2. Die Klägerin kann die geltend gemachten Ansprüche auch nicht auf Art. 119 EGV und die Richtlinie des Rates zur Angleichung der Rechtsvorschriften der Mitgliedstaaten über die Anwendung des Grundsatzes des gleichen Entgelts für Männer und Frauen vom 10. Februar 1975 (RL 75/117/EWG) stützen. Der Ausschluß von Ausgleichsansprüchen für teilzeitbeschäftigte Frauen, die als Betriebsratsmitglieder Zeiten außerhalb ihrer persönlichen Arbeitszeit für die Teilnahme an erforderlichen Betriebsratsschulungen aufwenden, verletzt nicht das gemeinschaftsrechtliche Lohngleichheitsgebot (BAG Urteil vom 5. März 1997 – 7 AZR 581/92 – BB 1997, 2218, auch zur Veröffentlichung in der Amtlichen Sammlung bestimmt).
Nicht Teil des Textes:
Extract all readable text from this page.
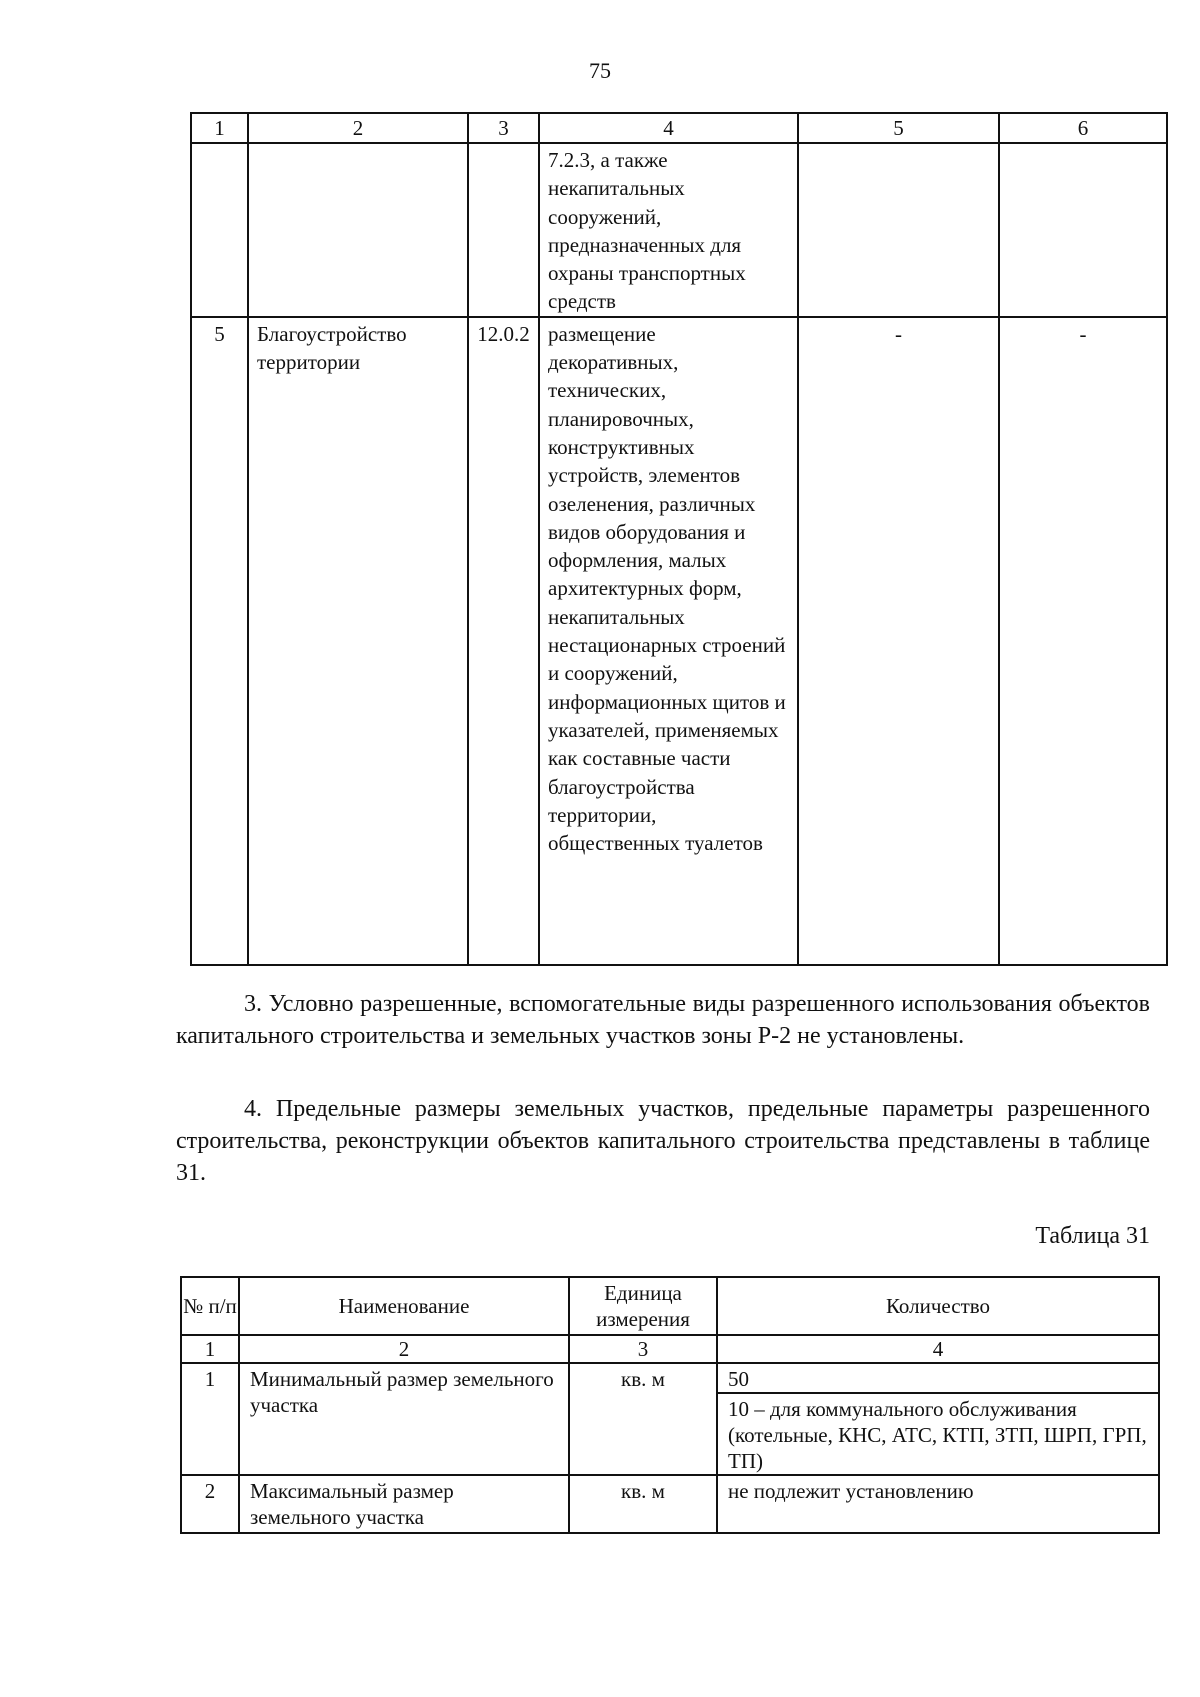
75
1	2	3	4	5	6
			7.2.3, а также некапитальных сооружений, предназначенных для охраны транспортных средств		
5	Благоустройство территории	12.0.2	размещение декоративных, технических, планировочных, конструктивных устройств, элементов озеленения, различных видов оборудования и оформления, малых архитектурных форм, некапитальных нестационарных строений и сооружений, информационных щитов и указателей, применяемых как составные части благоустройства территории, общественных туалетов	-	-

3. Условно разрешенные, вспомогательные виды разрешенного использования объектов капитального строительства и земельных участков зоны Р-2 не установлены.

4. Предельные размеры земельных участков, предельные параметры разрешенного строительства, реконструкции объектов капитального строительства представлены в таблице 31.

Таблица 31
№ п/п	Наименование	Единица измерения	Количество
1	2	3	4
1	Минимальный размер земельного участка	кв. м	50
			10 – для коммунального обслуживания (котельные, КНС, АТС, КТП, ЗТП, ШРП, ГРП, ТП)
2	Максимальный размер земельного участка	кв. м	не подлежит установлению
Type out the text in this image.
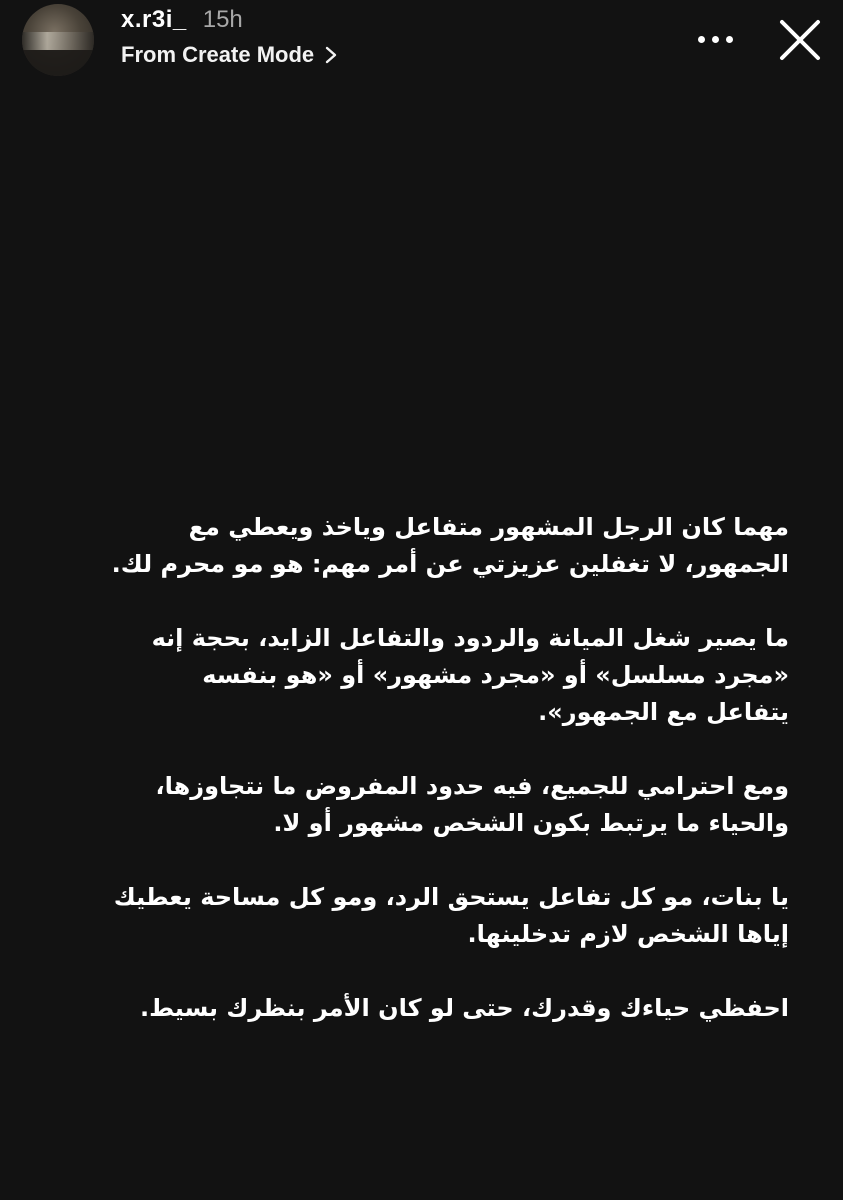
x.r3i_ 15h
From Create Mode

مهما كان الرجل المشهور متفاعل وياخذ ويعطي مع
الجمهور، لا تغفلين عزيزتي عن أمر مهم: هو مو محرم لك.

ما يصير شغل الميانة والردود والتفاعل الزايد، بحجة إنه
«مجرد مسلسل» أو «مجرد مشهور» أو «هو بنفسه
يتفاعل مع الجمهور».

ومع احترامي للجميع، فيه حدود المفروض ما نتجاوزها،
والحياء ما يرتبط بكون الشخص مشهور أو لا.

يا بنات، مو كل تفاعل يستحق الرد، ومو كل مساحة يعطيك
إياها الشخص لازم تدخلينها.

احفظي حياءك وقدرك، حتى لو كان الأمر بنظرك بسيط.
3. Art. 3 Abs. 2 und Abs. 3 GG ist nicht verletzt. Eine danach zu beurteilende Ungleichbehandlung teilzeitbeschäftigter Betriebsrätinnen ist durch sachliche Gründe gerechtfertigt. Nach der Rechtsprechung des Bundesarbeitsgerichts (BAG Urteil vom 26. Mai 1993 – 5 AZR 184/92 – AP Nr. 42 zu Art. 119 EWG-Vertrag, zu II 4 b der Gründe, m.w.N.) fehlt es an einer Grundrechtsverletzung, wenn die Ungleichbehandlung durch objektive Faktoren gerechtfertigt ist, die in keinem Zusammenhang mit einer Benachteiligung wegen des Geschlechts stehen. Art. 3 Abs. 2 und Abs. 3 GG stellen demnach an die sachliche Rechtfertigung einer Ungleichbehandlung keine strengeren Anforderungen als Art. 119 EG-Vertrag. Demzufolge schließt die Ausgestaltung des Betriebsratsamts als unentgeltlich zu führendes Ehrenamt und die damit verfolgten Ziele des Gesetzgebers einen Verstoß gegen das grundrechtliche Verbot der mittelbaren Geschlechtsdiskriminierung aus.

4. Ein Verstoß gegen § 2 Abs. 1 BeschFG liegt nicht vor. Dabei kann dahinstehen, ob diese Vorschrift auf die Amtsausübung teilzeitbeschäftigter Betriebsräte Anwendung findet. In der Rechtsprechung des Bundesarbeitsgerichts ist anerkannt, daß Art. 119 EG-Vertrag und Art. 3 Abs. 2 und Abs. 3 GG an die sachliche Rechtfertigung einer Ungleichbehandlung Teilzeitbeschäftigter strengere Anforderungen stellen als § 2 Abs. 1 BeschFG (BAG Urteile vom 23. Januar 1990 – 3 AZR 58/88 – AP Nr. 7 zu § 1 BetrAVG Gleichberechtigung; 20. November 1990 – 3 AZR 613/89 – BAGE 66, 264, 274 = AP Nr. 8 zu § 1 BetrAVG Gleichberechtigung). Die Versagung von Freizeitausgleich für die von der Klägerin während der Schulungsteilnahme aufgeopferte Freizeit ist sowohl mit Art. 119 EG-Vertrag als auch mit Art. 3 Abs. 2 und Abs. 3 GG vereinbar. Das schließt einen Verstoß gegen § 2 Abs. 1 BeschFG aus.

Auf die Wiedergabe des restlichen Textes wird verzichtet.